Foto: Getty Images, Dumbo allo Zoo di Londra
La cosa non ci sorprende né ci scoraggia: dopotutto l'indifferenza è un sentimento con cui dobbiamo fare i conti quotidianamente, che si tratti dell'arrivo di un circo, di una fiera venatoria, della costruzione di un macello, di un allevamento o di qualsiasi altro evento che releghi gli animali non umani alla stregua di oggetti, capi, merci, macchine, unità di produzione, schiavi, prigionieri.
E in tutte queste occasioni, che non rappresentano eccezione bensì regola in una società sorda al dolore di chi è altro da sé, ci immaginiamo catapultati indietro negli anni. Negli anni in cui dai binari di molte città europee partivano vagoni ferroviari carichi di uomini, donne e bambini diretti a un capolinea di morte. Silenziosi viaggi di sola andata consumati nella noncuranza di troppi.
E ancora tanti altri silenzi, come quello degli schiavi d'America e degli schiavi - umani e non umani- di tutto il mondo, i cui lamenti sono stati e sono a tutt'oggi soffocati due volte: dal sistema e dall'impassibilità di chi sceglie di non vedere.
L'indifferenza è, appunto, la sottile linea che accomuna tutte le vittime di questa società anestetizzata al dolore, società in cui la sorte riservata agli animali non è mai materia di riflessione in grado di scalfire secoli di educazione alla violenza.
Indira Gandhi affermava che “E' tutto collegato. Quello che accade ora agli animali, succederà in seguito all'uomo”. La storia ci insegna che è andata esattamente così e, fintanto che esisterà una barriera tra noi e gli animali, tutto questo continuerà ad accadere.
Fino a che non sarà riconosciuto agli animali non umani il diritto inalienabile alla vita, fino a che il loro olocausto avrà luogo, quella che ci ostiniamo -senza vergogna- a chiamare umanità, non potrà che continuare a smarrirsi nel vicolo cieco che essa stessa ha tracciato, fatto di violenza e sopraffazione.

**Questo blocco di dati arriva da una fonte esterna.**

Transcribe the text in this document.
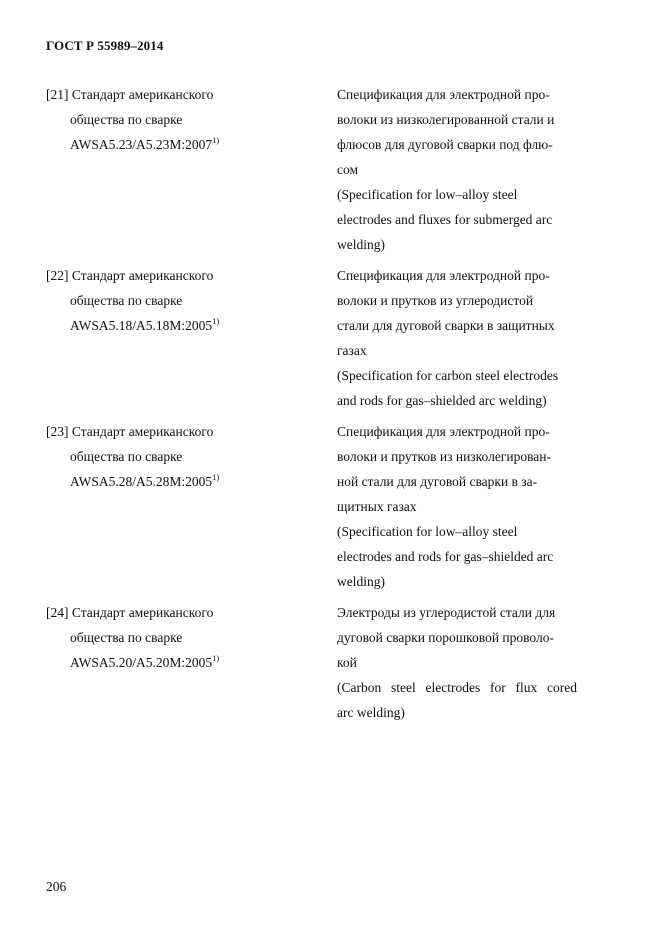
ГОСТ Р 55989–2014
[21] Стандарт американского
общества по сварке
AWSA5.23/A5.23M:2007$^{1)}$
Спецификация для электродной про-
волоки из низколегированной стали и
флюсов для дуговой сварки под флю-
сом
(Specification for low–alloy steel
electrodes and fluxes for submerged arc
welding)
[22] Стандарт американского
общества по сварке
AWSA5.18/A5.18M:2005$^{1)}$
Спецификация для электродной про-
волоки и прутков из углеродистой
стали для дуговой сварки в защитных
газах
(Specification for carbon steel electrodes
and rods for gas–shielded arc welding)
[23] Стандарт американского
общества по сварке
AWSA5.28/A5.28M:2005$^{1)}$
Спецификация для электродной про-
волоки и прутков из низколегирован-
ной стали для дуговой сварки в за-
щитных газах
(Specification for low–alloy steel
electrodes and rods for gas–shielded arc
welding)
[24] Стандарт американского
общества по сварке
AWSA5.20/A5.20M:2005$^{1)}$
Электроды из углеродистой стали для
дуговой сварки порошковой проволо-
кой
(Carbon steel electrodes for flux cored
arc welding)
206
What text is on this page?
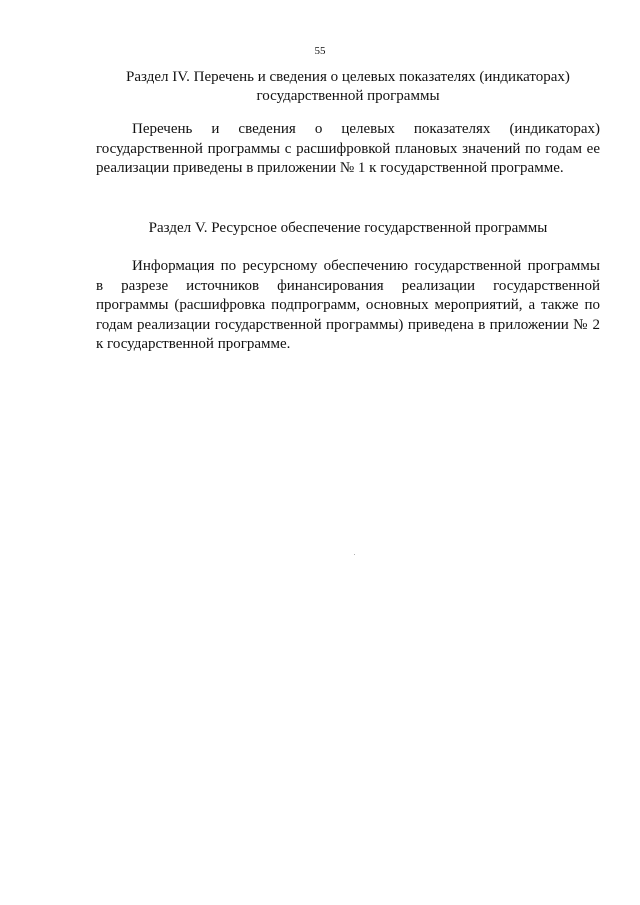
55
Раздел IV. Перечень и сведения о целевых показателях (индикаторах)
государственной программы

Перечень и сведения о целевых показателях (индикаторах)
государственной программы с расшифровкой плановых значений по годам ее
реализации приведены в приложении № 1 к государственной программе.

Раздел V. Ресурсное обеспечение государственной программы

Информация по ресурсному обеспечению государственной программы
в разрезе источников финансирования реализации государственной
программы (расшифровка подпрограмм, основных мероприятий, а также по
годам реализации государственной программы) приведена в приложении № 2
к государственной программе.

Tornando alla nostra questione, è oltremodo paradossale ascoltare i circensi parlare di amore per gli animali, paragonando le "cure" ad essi destinate (sarebbe più appropriato dire "inflitte") a quelle di un genitore per i propri figli.
Anche qui salta all'occhio un denominatore comune che ci rimanda ad altre situazioni; si tratta infatti delle esatte parole che sentiamo pronunciare dagli allevatori della Sagra dei osei di Sacile e dai cavalieri del Country Cristmas, due eventi che caratterizzano tristemente il panorama legato al nostro territorio.
Eppure non dovrebbe essere così difficile comprendere che una vita libera non potrà mai e poi mai essere paragonabile alla condizione di schiavitù in un circo. Non dovrebbe nemmeno essere difficile capire che agli animali sfruttati nei circhi non è dato scegliere se esibirsi o meno negli spettacoli. La loro non è una professione né tanto meno una scelta artistica. Gli esercizi eseguiti meccanicamente sotto i riflettori e gli sguardi di tante divertite famiglie sono frutto di anni di addestramento.
E nessun addestramento può essere dolce per un animale che non è in grado di comprendere cosa lo si sta costringendo a fare.
Addestrare un animale significa piegarne la volontà e azzerarne la dignità.
Concetti di una linearità disarmante, eppure apparentemente difficili da comprendere. Ma è proprio così?
Crediamo di no.
Crediamo la chiave stia tutta nell'indifferenza, perché essa è un velo che rende più comoda la realtà.
Mettere in discussione una visione gerarchica uomo-animale significherebbe mettere in discussione una serie di abitudini a cui non si vuole rinunciare.
Per questo è più facile credere alle favole.
Ma le favole, occorre ricordarlo, non possono avere sempre un lieto fine.